When I think of how density can beget creativity and innovation in a shared space if set up to do so, it’s interesting to contrast with whether a geographically dispersed team can be as creative and innovative together virtually, and wonder if enough data has been collected about distributed teams to analyze these outcomes. The Journal of E-Working conducted research on the conditions of innovation within virtual teams in 2008. The Institute for Innovation and Information Productivity tackled this back in 2007. Jill Nemiro, a Professor at Cal State Poly Tech, wrote about this in her book, Creativity in Virtual Teams.
Conversations about virtual teams have primarily focused on establishing them and conditions of success: communication-based work processes, leveraging the right collaborative tools, building a community, establishing goals and accountability, training, how to manage remote employees and how to thaw mid-manager resistance.
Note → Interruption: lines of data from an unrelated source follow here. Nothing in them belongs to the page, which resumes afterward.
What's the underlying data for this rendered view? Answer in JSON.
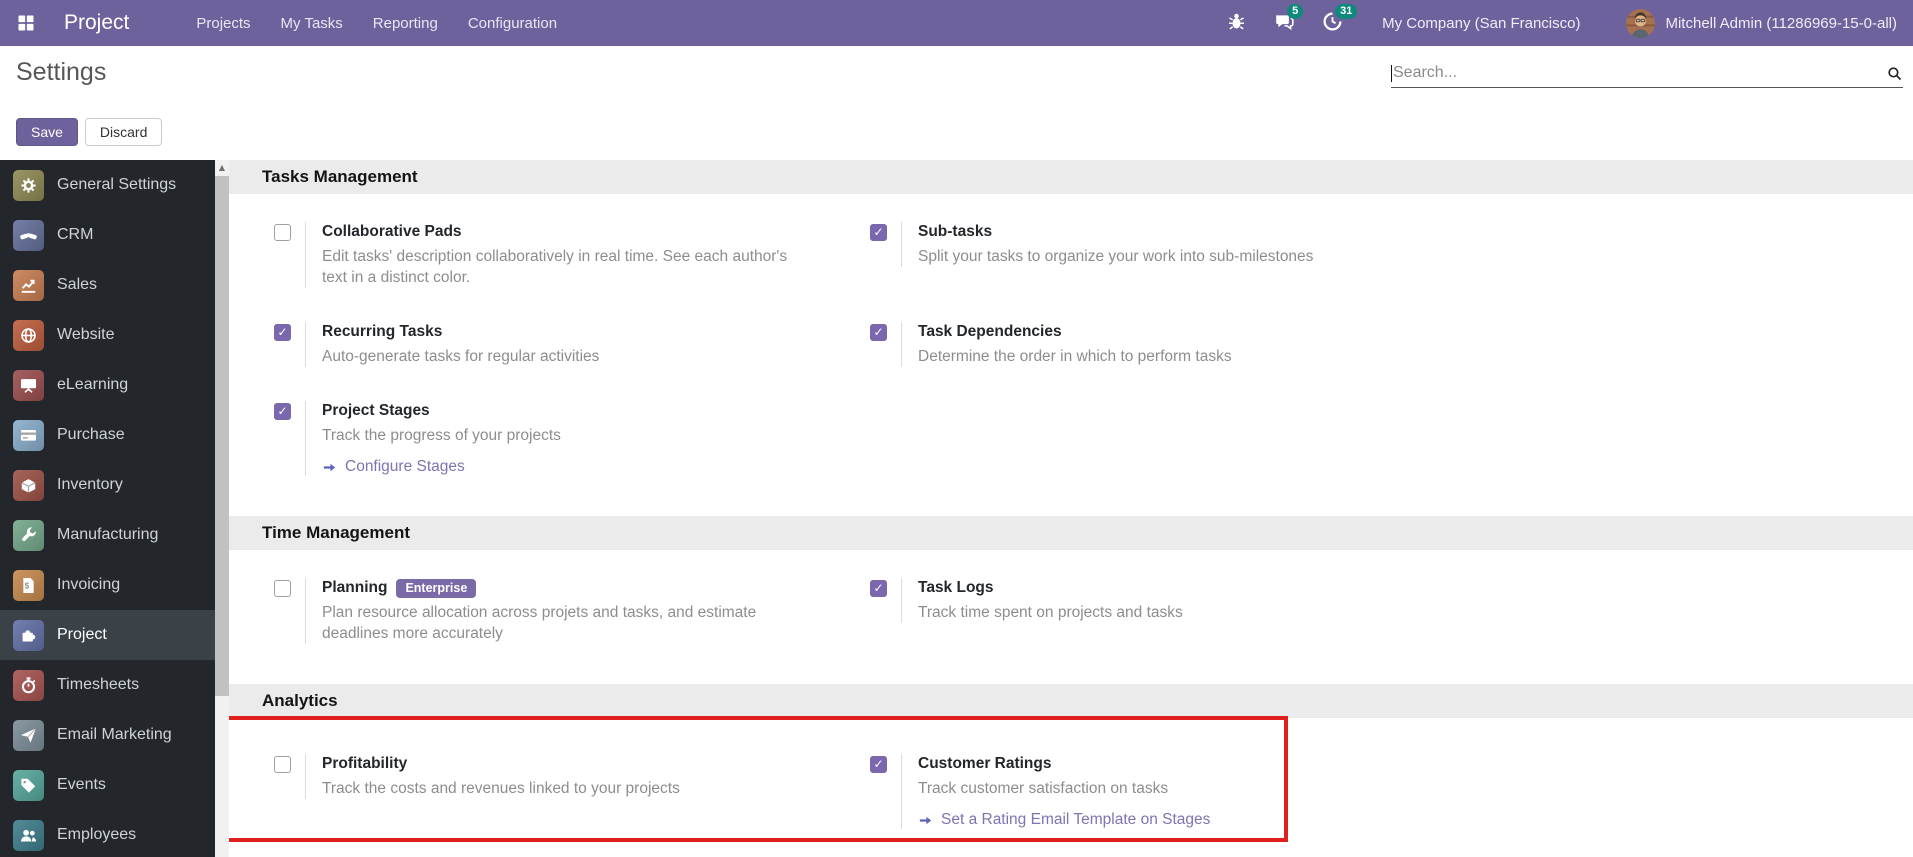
{
  "topbar": {
    "brand": "Project",
    "menus": [
      "Projects",
      "My Tasks",
      "Reporting",
      "Configuration"
    ],
    "icon_buttons": [
      {
        "icon": "bug-icon",
        "badge": null
      },
      {
        "icon": "messages-icon",
        "badge": "5"
      },
      {
        "icon": "activities-clock-icon",
        "badge": "31"
      }
    ],
    "company": "My Company (San Francisco)",
    "user": "Mitchell Admin (11286969-15-0-all)"
  },
  "control": {
    "title": "Settings",
    "save_label": "Save",
    "discard_label": "Discard",
    "search_placeholder": "Search..."
  },
  "sidebar": {
    "items": [
      {
        "label": "General Settings",
        "icon": "gear-icon",
        "color": "#8f8a55",
        "selected": false
      },
      {
        "label": "CRM",
        "icon": "handshake-icon",
        "color": "#65719c",
        "selected": false
      },
      {
        "label": "Sales",
        "icon": "sales-chart-icon",
        "color": "#c87e52",
        "selected": false
      },
      {
        "label": "Website",
        "icon": "globe-icon",
        "color": "#bf5e3e",
        "selected": false
      },
      {
        "label": "eLearning",
        "icon": "presentation-icon",
        "color": "#9c4f4f",
        "selected": false
      },
      {
        "label": "Purchase",
        "icon": "purchase-card-icon",
        "color": "#89aecb",
        "selected": false
      },
      {
        "label": "Inventory",
        "icon": "inventory-box-icon",
        "color": "#9e5347",
        "selected": false
      },
      {
        "label": "Manufacturing",
        "icon": "wrench-icon",
        "color": "#74a98b",
        "selected": false
      },
      {
        "label": "Invoicing",
        "icon": "invoice-icon",
        "color": "#c78a4e",
        "selected": false
      },
      {
        "label": "Project",
        "icon": "puzzle-icon",
        "color": "#6471a8",
        "selected": true
      },
      {
        "label": "Timesheets",
        "icon": "stopwatch-icon",
        "color": "#a85450",
        "selected": false
      },
      {
        "label": "Email Marketing",
        "icon": "paper-plane-icon",
        "color": "#7d8f99",
        "selected": false
      },
      {
        "label": "Events",
        "icon": "tags-icon",
        "color": "#56a79c",
        "selected": false
      },
      {
        "label": "Employees",
        "icon": "employees-icon",
        "color": "#3f7e8c",
        "selected": false
      }
    ]
  },
  "sections": [
    {
      "title": "Tasks Management",
      "highlighted": false,
      "rows": [
        [
          {
            "title": "Collaborative Pads",
            "checked": false,
            "badge": null,
            "desc": "Edit tasks' description collaboratively in real time. See each author's text in a distinct color.",
            "link": null
          },
          {
            "title": "Sub-tasks",
            "checked": true,
            "badge": null,
            "desc": "Split your tasks to organize your work into sub-milestones",
            "link": null
          }
        ],
        [
          {
            "title": "Recurring Tasks",
            "checked": true,
            "badge": null,
            "desc": "Auto-generate tasks for regular activities",
            "link": null
          },
          {
            "title": "Task Dependencies",
            "checked": true,
            "badge": null,
            "desc": "Determine the order in which to perform tasks",
            "link": null
          }
        ],
        [
          {
            "title": "Project Stages",
            "checked": true,
            "badge": null,
            "desc": "Track the progress of your projects",
            "link": "Configure Stages"
          },
          null
        ]
      ]
    },
    {
      "title": "Time Management",
      "highlighted": false,
      "rows": [
        [
          {
            "title": "Planning",
            "checked": false,
            "badge": "Enterprise",
            "desc": "Plan resource allocation across projets and tasks, and estimate deadlines more accurately",
            "link": null
          },
          {
            "title": "Task Logs",
            "checked": true,
            "badge": null,
            "desc": "Track time spent on projects and tasks",
            "link": null
          }
        ]
      ]
    },
    {
      "title": "Analytics",
      "highlighted": true,
      "rows": [
        [
          {
            "title": "Profitability",
            "checked": false,
            "badge": null,
            "desc": "Track the costs and revenues linked to your projects",
            "link": null
          },
          {
            "title": "Customer Ratings",
            "checked": true,
            "badge": null,
            "desc": "Track customer satisfaction on tasks",
            "link": "Set a Rating Email Template on Stages"
          }
        ]
      ]
    }
  ],
  "colors": {
    "topbar": "#6e629d",
    "badge": "#0e8a7d",
    "checkbox": "#7a67ad",
    "highlight": "#e0201d",
    "link": "#7d74b2"
  }
}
But when we look closely at creativity and innovation, what tools do we have to measure whether virtual teams can be as creative and innovative as Google office counterparts? Even with tools like Second Life, MindJet and online white boards that can more closely replicate what happens in an office team meeting, it will be interesting to see what findings reveal downstream on whether creativity and innovation can equally thrive, and how it does, in the virtual team model. Maybe the question is more about how to stimulate creativity and innovation, regardless of office space. A friend just recently highlighted an article in the Wall Street Journal, How To Be Creative, which busts traditional myths about creativity and innovation, indicating it be found anywhere, given right brain stimulation.